Rosan mengatakan, anggaran yang dibutuhkan untuk pembangunan infrastruktur selama lima tahun yakni sebesar Rp 5.500 trilun. Sedangkan pemerintah hanya mempunyai anggaran sebesar Rp 1.400 trilin, sehingga kebutuhan untuk pembangunan infrastruktur harus didukung dengan keterlibatan investor lokal maupun asing.
Sektor swasta perlu diberikan kesempatan dan diprioritaskan dengan tetap mengacu para proyek yang sudah berjalan. Apalagi, pertumbuhan perekonomian Indonesia paling besar disumbang oleh swasta. Rosan mengatakan, proyek pembangunan infrastruktur sebenarnya bisa dikerjasamakan antara BUMN dan swasta.
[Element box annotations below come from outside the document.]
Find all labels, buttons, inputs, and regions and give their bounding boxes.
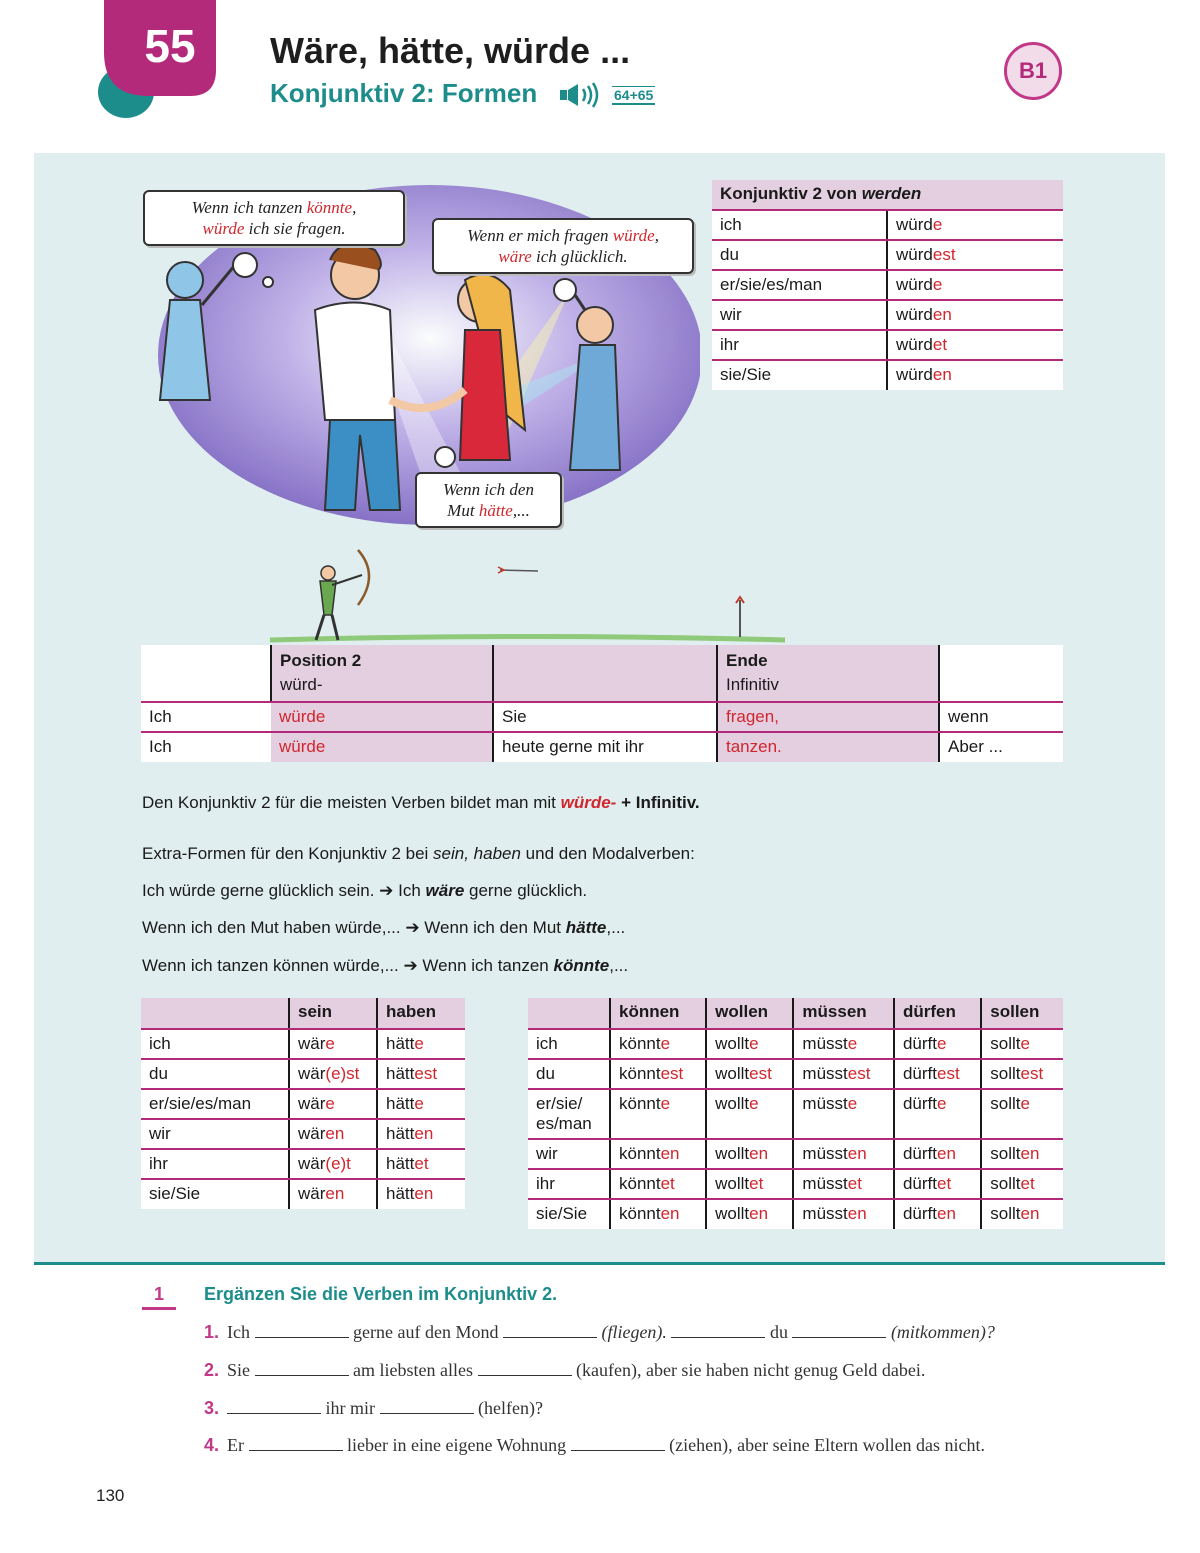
answer-blank[interactable] bbox=[478, 1360, 572, 1376]
page-number: 130 bbox=[96, 1486, 125, 1505]
rule-line: Wenn ich den Mut haben würde,... ➔ Wenn ich den Mut hätte,... bbox=[142, 918, 626, 937]
table-row: er/sie/es/man würde bbox=[712, 270, 1063, 300]
table-row: ich wäre hätte bbox=[141, 1029, 465, 1059]
answer-blank[interactable] bbox=[255, 1322, 349, 1338]
table-header-row: sein haben bbox=[141, 998, 465, 1029]
panel-divider bbox=[34, 1262, 1165, 1265]
table-row: ich könnte wollte müsste dürfte sollte bbox=[528, 1029, 1063, 1059]
answer-blank[interactable] bbox=[671, 1322, 765, 1338]
table-header: Konjunktiv 2 von werden bbox=[712, 180, 1063, 210]
answer-blank[interactable] bbox=[227, 1398, 321, 1414]
table-row: er/sie/ es/man könnte wollte müsste dürfte sollte bbox=[528, 1089, 1063, 1139]
table-row: sie/Sie wären hätten bbox=[141, 1179, 465, 1209]
rule-line: Extra-Formen für den Konjunktiv 2 bei sein, haben und den Modalverben: bbox=[142, 844, 695, 863]
table-row: sie/Sie könnten wollten müssten dürften sollten bbox=[528, 1199, 1063, 1229]
table-row: ihr würdet bbox=[712, 330, 1063, 360]
table-row: sie/Sie würden bbox=[712, 360, 1063, 390]
table-row: ich würde bbox=[712, 210, 1063, 240]
audio-speaker-icon[interactable] bbox=[558, 82, 604, 108]
table-row: wir wären hätten bbox=[141, 1119, 465, 1149]
answer-blank[interactable] bbox=[249, 1435, 343, 1451]
werden-conjugation-table bbox=[712, 180, 1063, 390]
speech-bubble-2: Wenn er mich fragen würde, wäre ich glücklich. bbox=[432, 218, 694, 274]
level-badge: B1 bbox=[1004, 42, 1062, 100]
table-row: du wär(e)st hättest bbox=[141, 1059, 465, 1089]
chapter-badge bbox=[96, 0, 221, 124]
modal-verbs-table bbox=[528, 998, 1063, 1229]
exercise-title: Ergänzen Sie die Verben im Konjunktiv 2. bbox=[204, 1284, 558, 1304]
rule-line: Ich würde gerne glücklich sein. ➔ Ich wäre gerne glücklich. bbox=[142, 881, 588, 900]
page-subtitle: Konjunktiv 2: Formen bbox=[270, 78, 538, 108]
table-row: ihr wär(e)t hättet bbox=[141, 1149, 465, 1179]
speech-bubble-1: Wenn ich tanzen könnte, würde ich sie fragen. bbox=[143, 190, 405, 246]
table-row: Ich würde Sie fragen, wenn bbox=[141, 702, 1063, 732]
audio-track-number[interactable]: 64+65 bbox=[614, 87, 654, 103]
exercise-item: 1. Ich gerne auf den Mond (fliegen). du (mitkommen)? bbox=[204, 1322, 995, 1342]
table-row: du würdest bbox=[712, 240, 1063, 270]
table-row: ihr könntet wolltet müsstet dürftet solltet bbox=[528, 1169, 1063, 1199]
exercise-number: 1 bbox=[142, 1284, 176, 1310]
exercise-item: 3. ihr mir (helfen)? bbox=[204, 1398, 543, 1418]
answer-blank[interactable] bbox=[380, 1398, 474, 1414]
answer-blank[interactable] bbox=[503, 1322, 597, 1338]
speech-bubble-3: Wenn ich den Mut hätte,... bbox=[415, 472, 562, 528]
answer-blank[interactable] bbox=[571, 1435, 665, 1451]
sentence-position-table bbox=[141, 645, 1063, 762]
chapter-number: 55 bbox=[144, 20, 196, 72]
table-row: er/sie/es/man wäre hätte bbox=[141, 1089, 465, 1119]
table-row: du könntest wolltest müsstest dürftest solltest bbox=[528, 1059, 1063, 1089]
table-header-row: können wollen müssen dürfen sollen bbox=[528, 998, 1063, 1029]
archer-illustration bbox=[270, 545, 790, 645]
table-row: wir könnten wollten müssten dürften sollten bbox=[528, 1139, 1063, 1169]
table-row: Ich würde heute gerne mit ihr tanzen. Aber ... bbox=[141, 732, 1063, 762]
rule-line: Wenn ich tanzen können würde,... ➔ Wenn ich tanzen könnte,... bbox=[142, 956, 629, 975]
page-title: Wäre, hätte, würde ... bbox=[270, 30, 631, 71]
exercise-item: 4. Er lieber in eine eigene Wohnung (ziehen), aber seine Eltern wollen das nicht. bbox=[204, 1435, 986, 1455]
table-row: wir würden bbox=[712, 300, 1063, 330]
answer-blank[interactable] bbox=[792, 1322, 886, 1338]
table-header-row: Position 2 würd- Ende Infinitiv bbox=[141, 645, 1063, 702]
sein-haben-table bbox=[141, 998, 465, 1209]
exercise-item: 2. Sie am liebsten alles (kaufen), aber sie haben nicht genug Geld dabei. bbox=[204, 1360, 926, 1380]
answer-blank[interactable] bbox=[255, 1360, 349, 1376]
rule-line: Den Konjunktiv 2 für die meisten Verben bildet man mit würde- + Infinitiv. bbox=[142, 793, 700, 812]
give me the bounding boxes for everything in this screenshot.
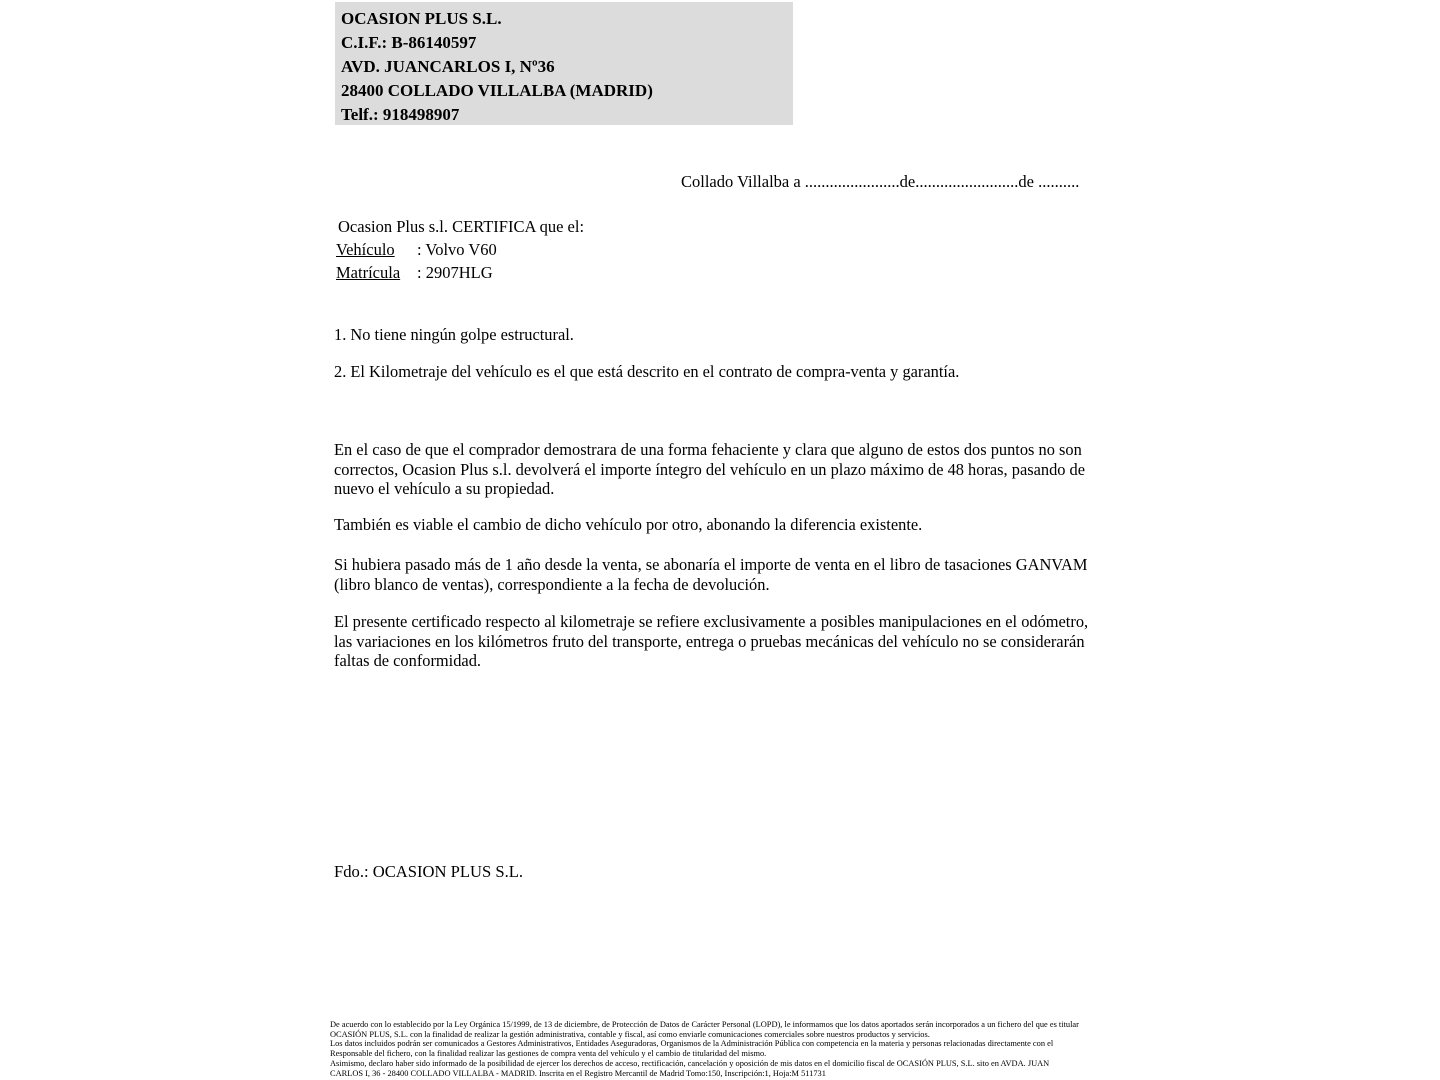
company-name: OCASION PLUS S.L. bbox=[341, 9, 502, 28]
legal-footer-line: CARLOS I, 36 - 28400 COLLADO VILLALBA - MADRID. Inscrita en el Registro Mercantil de Madrid Tomo:150, Inscripción:1, Hoja:M 511731 bbox=[330, 1068, 826, 1078]
company-address: AVD. JUANCARLOS I, Nº36 bbox=[341, 57, 555, 76]
legal-footer-line: Los datos incluidos podrán ser comunicados a Gestores Administrativos, Entidades Aseguradoras, Organismos de la Administración Pública con competencia en la materia y personas relacionadas directamente con el bbox=[330, 1039, 1054, 1049]
company-city: 28400 COLLADO VILLALBA (MADRID) bbox=[341, 81, 653, 100]
company-phone: Telf.: 918498907 bbox=[341, 105, 460, 124]
legal-footer-line: OCASIÓN PLUS, S.L. con la finalidad de realizar la gestión administrativa, contable y fiscal, así como enviarle comunicaciones comerciales sobre nuestros productos y servicios. bbox=[330, 1029, 930, 1039]
statement-mileage: 2. El Kilometraje del vehículo es el que está descrito en el contrato de compra-venta y garantía. bbox=[334, 362, 960, 381]
certification-intro: Ocasion Plus s.l. CERTIFICA que el: bbox=[338, 217, 585, 236]
company-header-block bbox=[335, 2, 793, 125]
company-cif: C.I.F.: B-86140597 bbox=[341, 33, 477, 52]
legal-footer-line: Responsable del fichero, con la finalidad realizar las gestiones de compra venta del vehículo y el cambio de titularidad del mismo. bbox=[330, 1049, 767, 1059]
plate-field-label: Matrícula bbox=[336, 263, 401, 282]
vehicle-field-row bbox=[336, 240, 497, 260]
paragraph-refund-guarantee: En el caso de que el comprador demostrara de una forma fehaciente y clara que alguno de estos dos puntos no son correctos, Ocasion Plus s.l. devolverá el importe íntegro del vehículo en un plazo máximo de 48 horas, pasando de nuevo el vehículo a su propiedad. bbox=[334, 440, 1086, 499]
paragraph-odometer-disclaimer: El presente certificado respecto al kilometraje se refiere exclusivamente a posibles manipulaciones en el odómetro, las variaciones en los kilómetros fruto del transporte, entrega o pruebas mecánicas del vehículo no se considerarán faltas de conformidad. bbox=[334, 612, 1089, 671]
paragraph-vehicle-exchange: También es viable el cambio de dicho vehículo por otro, abonando la diferencia existente. bbox=[334, 515, 923, 534]
plate-field-value: : 2907HLG bbox=[417, 263, 493, 282]
legal-footer-line: De acuerdo con lo establecido por la Ley Orgánica 15/1999, de 13 de diciembre, de Protección de Datos de Carácter Personal (LOPD), le informamos que los datos aportados serán incorporados a un fichero del que es titular bbox=[330, 1020, 1079, 1029]
plate-field-row bbox=[336, 263, 493, 283]
legal-footer bbox=[330, 1020, 1130, 1078]
date-fill-in-line: Collado Villalba a .......................de.........................de .......... bbox=[681, 172, 1080, 191]
vehicle-field-value: : Volvo V60 bbox=[417, 240, 497, 259]
vehicle-field-label: Vehículo bbox=[336, 240, 395, 259]
legal-footer-line: Asimismo, declaro haber sido informado de la posibilidad de ejercer los derechos de acceso, rectificación, cancelación y oposición de mis datos en el domicilio fiscal de OCASIÓN PLUS, S.L. sito en AVDA. JUAN bbox=[330, 1058, 1050, 1068]
signature-line: Fdo.: OCASION PLUS S.L. bbox=[334, 862, 524, 881]
statement-no-structural-damage: 1. No tiene ningún golpe estructural. bbox=[334, 325, 574, 344]
paragraph-ganvam-valuation: Si hubiera pasado más de 1 año desde la venta, se abonaría el importe de venta en el libro de tasaciones GANVAM (libro blanco de ventas), correspondiente a la fecha de devolución. bbox=[334, 555, 1088, 594]
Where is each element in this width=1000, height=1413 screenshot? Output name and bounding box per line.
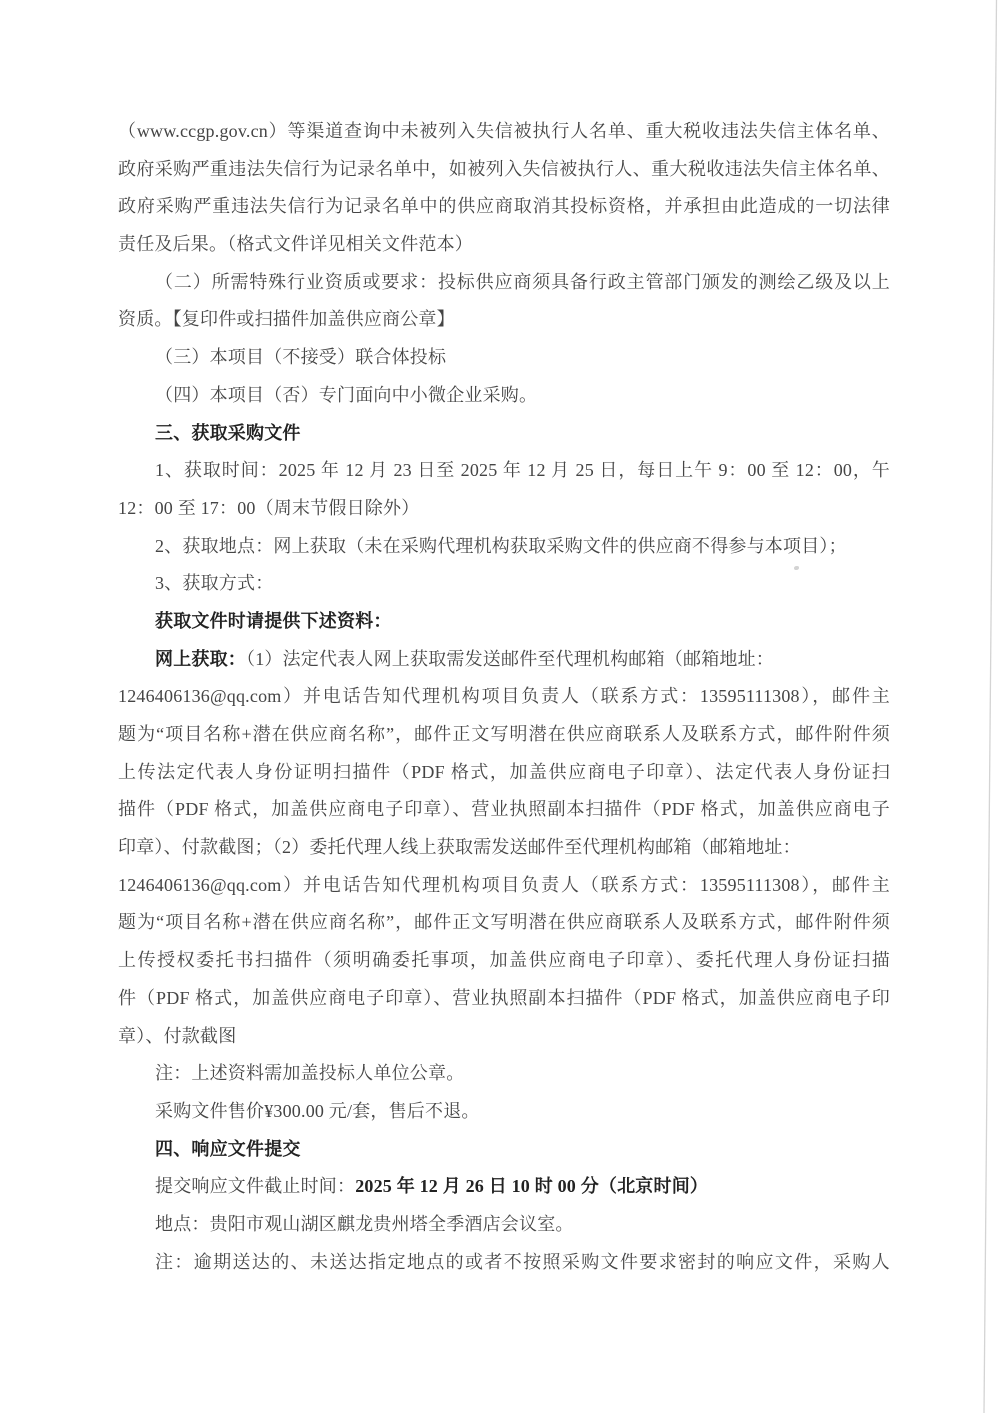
text-line <box>118 942 890 980</box>
text-segment: 章）、付款截图 <box>118 1025 237 1046</box>
text-segment: 3、获取方式： <box>155 573 274 594</box>
text-segment: 资质。【复印件或扫描件加盖供应商公章】 <box>118 309 455 330</box>
bold-text-segment: 获取文件时请提供下述资料： <box>155 610 392 631</box>
text-segment: 提交响应文件截止时间： <box>155 1176 356 1197</box>
text-line <box>118 264 890 302</box>
text-line <box>118 829 890 867</box>
text-segment: 1246406136@qq.com）并电话告知代理机构项目负责人（联系方式：13595111308），邮件主 <box>118 874 890 895</box>
text-segment: 责任及后果。（格式文件详见相关文件范本） <box>118 234 473 255</box>
text-line <box>118 678 890 716</box>
bold-text-segment: 三、获取采购文件 <box>155 422 301 443</box>
text-segment: （四）本项目（否）专门面向中小微企业采购。 <box>155 384 538 405</box>
text-line <box>118 226 890 264</box>
text-segment: 12：00 至 17：00（周末节假日除外） <box>118 497 420 518</box>
text-segment: （1）法定代表人网上获取需发送邮件至代理机构邮箱（邮箱地址： <box>246 648 774 669</box>
text-line <box>118 904 890 942</box>
text-segment: （三）本项目（不接受）联合体投标 <box>155 347 447 368</box>
text-segment: 2、获取地点：网上获取（未在采购代理机构获取采购文件的供应商不得参与本项目）； <box>155 535 847 556</box>
text-segment: （二）所需特殊行业资质或要求：投标供应商须具备行政主管部门颁发的测绘乙级及以上 <box>155 271 890 292</box>
text-line <box>118 641 890 679</box>
text-line <box>118 1055 890 1093</box>
text-segment: 采购文件售价¥300.00 元/套，售后不退。 <box>155 1100 480 1121</box>
text-line <box>118 377 890 415</box>
text-block <box>118 113 890 1281</box>
text-line <box>118 1244 890 1282</box>
text-line <box>118 791 890 829</box>
text-line <box>118 452 890 490</box>
text-line <box>118 415 890 453</box>
text-segment: （www.ccgp.gov.cn）等渠道查询中未被列入失信被执行人名单、重大税收违法失信主体名单、 <box>118 121 890 141</box>
text-line <box>118 1093 890 1131</box>
text-segment: 上传法定代表人身份证明扫描件（PDF 格式，加盖供应商电子印章）、法定代表人身份证扫 <box>118 761 890 782</box>
text-line <box>118 301 890 339</box>
text-segment: 上传授权委托书扫描件（须明确委托事项，加盖供应商电子印章）、委托代理人身份证扫描 <box>118 950 890 971</box>
text-line <box>118 716 890 754</box>
text-segment: 描件（PDF 格式，加盖供应商电子印章）、营业执照副本扫描件（PDF 格式，加盖供应商电子 <box>118 799 890 820</box>
text-line <box>118 151 890 189</box>
text-segment: 题为“项目名称+潜在供应商名称”，邮件正文写明潜在供应商联系人及联系方式，邮件附件须 <box>118 724 890 744</box>
text-line <box>118 603 890 641</box>
scan-speck <box>794 566 799 570</box>
text-segment: 1、获取时间：2025 年 12 月 23 日至 2025 年 12 月 25 日，每日上午 9：00 至 12：00，午 <box>155 460 890 481</box>
bold-text-segment: 2025 年 12 月 26 日 10 时 00 分（北京时间） <box>355 1176 709 1197</box>
text-segment: 1246406136@qq.com）并电话告知代理机构项目负责人（联系方式：13595111308），邮件主 <box>118 686 890 707</box>
text-line <box>118 188 890 226</box>
text-line <box>118 528 890 566</box>
text-line <box>118 113 890 151</box>
bold-text-segment: 四、响应文件提交 <box>155 1138 301 1159</box>
text-line <box>118 339 890 377</box>
text-segment: 地点：贵阳市观山湖区麒龙贵州塔全季酒店会议室。 <box>155 1213 574 1234</box>
text-line <box>118 1018 890 1056</box>
text-segment: 政府采购严重违法失信行为记录名单中，如被列入失信被执行人、重大税收违法失信主体名单、 <box>118 158 890 179</box>
text-line <box>118 565 890 603</box>
text-segment: 印章）、付款截图；（2）委托代理人线上获取需发送邮件至代理机构邮箱（邮箱地址： <box>118 837 801 858</box>
text-line <box>118 490 890 528</box>
text-segment: 件（PDF 格式，加盖供应商电子印章）、营业执照副本扫描件（PDF 格式，加盖供应商电子印 <box>118 987 890 1008</box>
text-segment: 注：上述资料需加盖投标人单位公章。 <box>155 1063 465 1084</box>
bold-text-segment: 网上获取： <box>155 648 246 669</box>
text-segment: 题为“项目名称+潜在供应商名称”，邮件正文写明潜在供应商联系人及联系方式，邮件附件须 <box>118 912 890 933</box>
text-line <box>118 1168 890 1206</box>
text-line <box>118 1131 890 1169</box>
text-line <box>118 754 890 792</box>
text-segment: 政府采购严重违法失信行为记录名单中的供应商取消其投标资格，并承担由此造成的一切法律 <box>118 196 890 217</box>
text-line <box>118 980 890 1018</box>
text-line <box>118 1206 890 1244</box>
text-line <box>118 867 890 905</box>
text-segment: 注：逾期送达的、未送达指定地点的或者不按照采购文件要求密封的响应文件，采购人 <box>155 1251 890 1272</box>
Dalam hal ini, swasta bisa menjadi subkontraktor dari BUMN yang bersangkutan. Menurut Rosan, sebaiknya BUMN melepaskan beberapa proyek infrastruktur yang sudah ada kepada swasta. Dengan demikian, profit yang didapatkan oleh BUMN tersebut bisa diputar lagi untuk membangun infrastruktur lainnya.
"Dengan begitu, BUMN kalau bangun infrastruktur nggak minta APBN lagi. Jangan dipegangin saja, jual, dapet duit bangun lagi. Itu tugas negara melalui BUMN ini, jadi mesti kreatif dan tidak memberatkan APBN," kata Rosan.
Sementara itu, Kepala Badan Koordinasi Penanaman Modal (BKPM) Thomas Lembong mengatakan, pemerintah menekankan untuk membuka lebar pintu investasi bagi sektor swasta terutama bagi pembangunan infrastruktur. Menurutnya, pembangunan infrastruktur dengan menggunakan APBN merupakan pilihan terakhir. Pemerintah memfokuskan pembangunan infrastruktur di sektor transportasi untuk mengurangi biaya logistik dan sektor listrik.
"Jadi, sudah sangat jelas yakni tawarkan ke swasta dulu, kalau swasta nggak bisa tawarkan ke public private partnership, kemudian nggak bisa ke BUMN. Kalau BUMN nggak bisa ke APBN," ujar Thomas.